Fan, ZY;Chen, YP;Chen, L;Zhang, XQ;Chen, LL;Lu, B;Wang, Y;Xu, W;Xu, WH;Zhang, JP;

Astrocytes (AST) play an important role in the pathogenesis of neurological disorders, and their activation is involved in the progression of multiple sclerosis (MS). (6aS, 10S, 11aR, 11bR, 11cS)-10-methylaminododecahydro-3a, 7a-diaza-benzo (de) anthracene-8-thione (MASM), a novel derivative of matrine, exhibits vast pharmacological activities, such as anti-tumor, anti-fibrosis and immune regulation. In this study, we demonstrate that MASM is a promising agent for the treatment of experimental autoimmune encephalomyelitis (EAE).
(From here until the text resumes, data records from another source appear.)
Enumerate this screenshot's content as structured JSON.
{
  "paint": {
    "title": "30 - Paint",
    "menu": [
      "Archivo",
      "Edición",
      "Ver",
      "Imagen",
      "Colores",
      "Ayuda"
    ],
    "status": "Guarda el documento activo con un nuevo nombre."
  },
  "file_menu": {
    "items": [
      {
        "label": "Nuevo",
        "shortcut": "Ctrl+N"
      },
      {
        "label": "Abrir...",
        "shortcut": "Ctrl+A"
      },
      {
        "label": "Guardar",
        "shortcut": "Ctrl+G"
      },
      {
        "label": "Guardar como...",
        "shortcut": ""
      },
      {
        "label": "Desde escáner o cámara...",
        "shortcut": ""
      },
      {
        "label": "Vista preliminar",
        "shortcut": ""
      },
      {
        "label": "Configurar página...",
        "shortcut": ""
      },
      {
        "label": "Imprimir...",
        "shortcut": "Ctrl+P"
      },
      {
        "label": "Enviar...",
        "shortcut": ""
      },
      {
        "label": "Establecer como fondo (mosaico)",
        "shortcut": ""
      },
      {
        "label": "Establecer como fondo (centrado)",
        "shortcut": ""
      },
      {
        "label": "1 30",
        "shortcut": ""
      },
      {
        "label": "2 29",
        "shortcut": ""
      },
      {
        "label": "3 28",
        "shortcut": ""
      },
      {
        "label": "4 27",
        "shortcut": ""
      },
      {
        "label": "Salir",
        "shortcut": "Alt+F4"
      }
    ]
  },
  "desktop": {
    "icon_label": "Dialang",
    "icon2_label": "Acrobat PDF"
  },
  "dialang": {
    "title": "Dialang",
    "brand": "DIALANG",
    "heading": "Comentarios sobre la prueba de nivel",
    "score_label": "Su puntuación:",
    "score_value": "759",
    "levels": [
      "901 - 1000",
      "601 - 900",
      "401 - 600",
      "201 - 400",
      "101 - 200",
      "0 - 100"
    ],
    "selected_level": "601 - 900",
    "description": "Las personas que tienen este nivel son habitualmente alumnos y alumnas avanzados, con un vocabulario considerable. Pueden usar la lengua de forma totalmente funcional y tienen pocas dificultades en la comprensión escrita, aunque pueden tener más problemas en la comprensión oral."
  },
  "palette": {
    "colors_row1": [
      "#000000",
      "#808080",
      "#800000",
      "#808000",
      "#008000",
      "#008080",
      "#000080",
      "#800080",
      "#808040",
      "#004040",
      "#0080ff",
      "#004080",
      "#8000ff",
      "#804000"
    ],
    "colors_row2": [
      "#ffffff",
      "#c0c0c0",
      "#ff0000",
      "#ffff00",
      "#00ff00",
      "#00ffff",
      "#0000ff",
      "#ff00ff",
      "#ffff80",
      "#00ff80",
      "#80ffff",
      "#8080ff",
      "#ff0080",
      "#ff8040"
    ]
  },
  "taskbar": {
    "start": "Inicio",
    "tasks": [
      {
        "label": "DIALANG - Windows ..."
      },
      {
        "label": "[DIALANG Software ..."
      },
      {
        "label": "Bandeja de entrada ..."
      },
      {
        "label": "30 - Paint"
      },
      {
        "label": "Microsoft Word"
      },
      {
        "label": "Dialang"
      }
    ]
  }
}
MASM not only inhibited inflammatory responses in LPS-stimulated astrocytes, but also suppressed the formation of reactive A1 astrocyte and maintained astrocytic functions, including the ability to promote synapse formation and phagocytose synapses and myelin debris. Importantly, MASM could significantly alleviate the development of EAE, with significant inhibition of inflammation, demyelination, axon loss and the body weight loss. Meanwhile, MASM also inhibited the activation of astrocytes and improved the function of BBB in vivo. These findings provide novel insights into the protective effect of MASM on EAE, which may be a promising drug candidate for treatment of EAE.